Q: Will there be a continuing need for free health centers and clinics that currently serve the uninsured?
A: That’s a great question and, I think, obviously we’re not necessarily going to get everyone covered this time around, so there will be a continuing need of that sort, no doubt. But the thing that’s really exciting … is think of that 30, 35 million new paying customers. Think about the entrepreneurs who are going to say, “Wait a minute, maybe I want to go into business in Camden, N.J. Or Trenton, N.J. Or the toughest places in Chicago or New York.” Because now, there’s actually a marketplace to deliver care to folks where there wasn’t one before. That’s exciting. And the interesting challenge for federally qualified health centers and other safety net providers is, how are they going to fare in that environment? So they’re going to be driven just as much as other providers to actually rethink the way they deliver care and to focus on a much more patient-centered outcome — three-part aim outcome model of care. And I think they are concerned about that, and I know that they’re thinking hard about what they need to do to keep their business. And isn’t that wonderful? They’re worried about it because are interested in providing that care as well.
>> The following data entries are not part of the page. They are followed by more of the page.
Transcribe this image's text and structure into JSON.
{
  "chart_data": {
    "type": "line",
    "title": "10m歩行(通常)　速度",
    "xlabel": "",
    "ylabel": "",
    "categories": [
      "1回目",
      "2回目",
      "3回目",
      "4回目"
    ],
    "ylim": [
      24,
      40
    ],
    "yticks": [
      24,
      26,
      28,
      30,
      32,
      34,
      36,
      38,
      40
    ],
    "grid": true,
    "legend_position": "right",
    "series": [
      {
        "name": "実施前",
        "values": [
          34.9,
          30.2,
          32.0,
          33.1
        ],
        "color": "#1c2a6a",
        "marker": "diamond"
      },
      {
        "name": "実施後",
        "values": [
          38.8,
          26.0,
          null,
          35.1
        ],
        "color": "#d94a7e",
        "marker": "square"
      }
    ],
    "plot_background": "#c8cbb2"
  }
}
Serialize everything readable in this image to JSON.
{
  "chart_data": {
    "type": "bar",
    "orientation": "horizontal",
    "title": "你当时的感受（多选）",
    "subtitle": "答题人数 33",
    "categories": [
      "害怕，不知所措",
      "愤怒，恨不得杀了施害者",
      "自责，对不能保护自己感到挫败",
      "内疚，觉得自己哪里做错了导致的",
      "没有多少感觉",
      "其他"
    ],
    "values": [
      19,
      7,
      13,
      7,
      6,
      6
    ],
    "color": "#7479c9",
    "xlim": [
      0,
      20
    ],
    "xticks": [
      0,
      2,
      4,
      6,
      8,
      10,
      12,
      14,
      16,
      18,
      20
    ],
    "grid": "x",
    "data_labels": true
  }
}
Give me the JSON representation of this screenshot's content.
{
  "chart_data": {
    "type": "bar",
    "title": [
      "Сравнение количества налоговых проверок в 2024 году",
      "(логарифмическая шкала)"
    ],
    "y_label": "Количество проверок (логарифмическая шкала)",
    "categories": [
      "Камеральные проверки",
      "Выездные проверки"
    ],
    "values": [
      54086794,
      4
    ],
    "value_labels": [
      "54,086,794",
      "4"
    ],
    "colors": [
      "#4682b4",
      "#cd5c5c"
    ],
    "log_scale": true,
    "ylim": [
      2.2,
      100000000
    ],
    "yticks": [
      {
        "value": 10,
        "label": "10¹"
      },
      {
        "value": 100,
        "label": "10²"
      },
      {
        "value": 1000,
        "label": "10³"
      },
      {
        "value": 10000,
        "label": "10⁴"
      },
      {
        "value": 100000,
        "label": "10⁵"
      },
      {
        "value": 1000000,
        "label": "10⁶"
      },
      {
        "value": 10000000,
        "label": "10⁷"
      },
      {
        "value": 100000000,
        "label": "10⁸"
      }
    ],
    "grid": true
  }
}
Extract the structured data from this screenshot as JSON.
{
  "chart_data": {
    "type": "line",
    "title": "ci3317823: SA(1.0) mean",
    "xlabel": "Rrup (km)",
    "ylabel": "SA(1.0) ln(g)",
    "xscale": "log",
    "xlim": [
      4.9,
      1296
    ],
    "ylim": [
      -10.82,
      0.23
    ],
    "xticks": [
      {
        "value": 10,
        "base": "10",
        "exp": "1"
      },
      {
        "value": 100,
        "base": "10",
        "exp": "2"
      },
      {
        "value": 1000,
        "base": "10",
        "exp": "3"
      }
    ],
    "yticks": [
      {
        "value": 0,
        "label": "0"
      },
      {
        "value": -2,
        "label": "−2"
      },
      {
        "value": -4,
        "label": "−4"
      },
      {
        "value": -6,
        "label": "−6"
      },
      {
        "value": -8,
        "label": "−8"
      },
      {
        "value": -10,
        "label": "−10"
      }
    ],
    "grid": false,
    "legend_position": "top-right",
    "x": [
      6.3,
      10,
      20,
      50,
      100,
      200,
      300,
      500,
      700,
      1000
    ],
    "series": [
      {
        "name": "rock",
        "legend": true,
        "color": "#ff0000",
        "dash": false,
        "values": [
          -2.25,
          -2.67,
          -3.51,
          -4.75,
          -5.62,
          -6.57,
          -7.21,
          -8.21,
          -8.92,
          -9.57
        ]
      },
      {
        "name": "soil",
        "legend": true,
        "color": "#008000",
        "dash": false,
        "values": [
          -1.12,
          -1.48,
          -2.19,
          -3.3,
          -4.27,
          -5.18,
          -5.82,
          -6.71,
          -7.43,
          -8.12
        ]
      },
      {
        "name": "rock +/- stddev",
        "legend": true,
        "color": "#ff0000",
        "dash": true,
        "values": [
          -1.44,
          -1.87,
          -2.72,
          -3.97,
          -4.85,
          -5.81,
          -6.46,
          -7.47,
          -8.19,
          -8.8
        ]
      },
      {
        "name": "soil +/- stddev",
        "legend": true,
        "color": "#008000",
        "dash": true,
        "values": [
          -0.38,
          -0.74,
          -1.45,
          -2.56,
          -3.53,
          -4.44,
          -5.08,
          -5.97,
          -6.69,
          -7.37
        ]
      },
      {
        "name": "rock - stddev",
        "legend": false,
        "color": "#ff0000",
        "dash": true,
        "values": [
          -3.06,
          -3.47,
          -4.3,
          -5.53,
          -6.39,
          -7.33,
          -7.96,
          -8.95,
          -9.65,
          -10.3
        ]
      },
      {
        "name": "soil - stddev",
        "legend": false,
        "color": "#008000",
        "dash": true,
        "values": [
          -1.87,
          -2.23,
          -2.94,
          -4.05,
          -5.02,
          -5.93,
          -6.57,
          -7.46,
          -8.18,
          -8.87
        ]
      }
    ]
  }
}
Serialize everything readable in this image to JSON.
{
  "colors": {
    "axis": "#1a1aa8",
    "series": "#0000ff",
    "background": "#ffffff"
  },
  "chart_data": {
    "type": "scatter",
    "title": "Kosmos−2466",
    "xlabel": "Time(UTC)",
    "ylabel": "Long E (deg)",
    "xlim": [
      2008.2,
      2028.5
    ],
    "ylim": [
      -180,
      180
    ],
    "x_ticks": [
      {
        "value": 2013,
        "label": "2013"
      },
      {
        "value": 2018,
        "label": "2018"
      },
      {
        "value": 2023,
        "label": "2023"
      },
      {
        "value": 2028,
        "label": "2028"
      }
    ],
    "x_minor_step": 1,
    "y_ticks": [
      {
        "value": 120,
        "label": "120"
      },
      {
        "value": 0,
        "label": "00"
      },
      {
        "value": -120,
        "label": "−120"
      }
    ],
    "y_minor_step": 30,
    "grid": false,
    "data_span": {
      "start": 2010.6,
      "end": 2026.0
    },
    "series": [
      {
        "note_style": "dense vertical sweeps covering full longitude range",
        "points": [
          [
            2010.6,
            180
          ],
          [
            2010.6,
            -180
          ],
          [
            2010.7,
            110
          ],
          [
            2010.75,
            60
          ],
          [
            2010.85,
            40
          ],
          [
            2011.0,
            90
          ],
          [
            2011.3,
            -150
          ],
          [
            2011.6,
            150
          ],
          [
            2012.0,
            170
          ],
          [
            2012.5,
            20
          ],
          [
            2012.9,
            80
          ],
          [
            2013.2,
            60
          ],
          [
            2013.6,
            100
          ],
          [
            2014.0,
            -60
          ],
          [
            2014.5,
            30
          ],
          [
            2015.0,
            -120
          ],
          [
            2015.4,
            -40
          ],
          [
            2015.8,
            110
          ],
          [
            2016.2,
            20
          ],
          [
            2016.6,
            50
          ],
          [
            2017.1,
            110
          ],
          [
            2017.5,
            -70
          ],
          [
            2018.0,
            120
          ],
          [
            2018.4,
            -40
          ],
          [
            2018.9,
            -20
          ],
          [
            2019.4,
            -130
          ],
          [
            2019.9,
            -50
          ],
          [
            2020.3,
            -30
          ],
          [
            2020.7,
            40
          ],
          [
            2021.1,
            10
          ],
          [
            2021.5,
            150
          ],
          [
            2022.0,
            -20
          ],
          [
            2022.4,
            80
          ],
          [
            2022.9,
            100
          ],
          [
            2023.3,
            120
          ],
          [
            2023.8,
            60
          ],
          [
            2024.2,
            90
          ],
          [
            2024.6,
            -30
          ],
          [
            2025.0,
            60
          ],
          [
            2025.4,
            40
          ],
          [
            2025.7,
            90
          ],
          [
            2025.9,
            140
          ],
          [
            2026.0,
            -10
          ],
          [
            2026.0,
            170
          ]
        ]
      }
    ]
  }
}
Q: As we increasingly emphasize outcome-based rewards, who is going to take on high-risk patients?
A: We have some academic health center folks in the audience, I suspect. And it’s a great question. I hope that we will, and we are working hard to develop case mix adjustment capabilities that allow us to actually adjust payments for the mix of a particularly population — the illness-burdened population. Now, truth be told, in [Accountable Care Organizations] you typically will be assigned the population that you’ve taken care of. So that’s the population that is the sickest, that was the most expensive — if you’re an academic medical center — with that kind of a population. And so your target, for savings, will be much higher. So in large ways, in the ACO world and the medical home world, where we have shared savings programs, and in the model payment, you’re actually being judged against where you were before with that population. I would hope that we won’t see massive shedding of high-risk patients in that context, and we actually have provisions to monitor for that that were very specific in the regulations that were developed for the Accountable Care Organizations. So, more work to be done for sure, but the good news is we have a built-in casemix adjusting process in the Accountable Care Organizations system.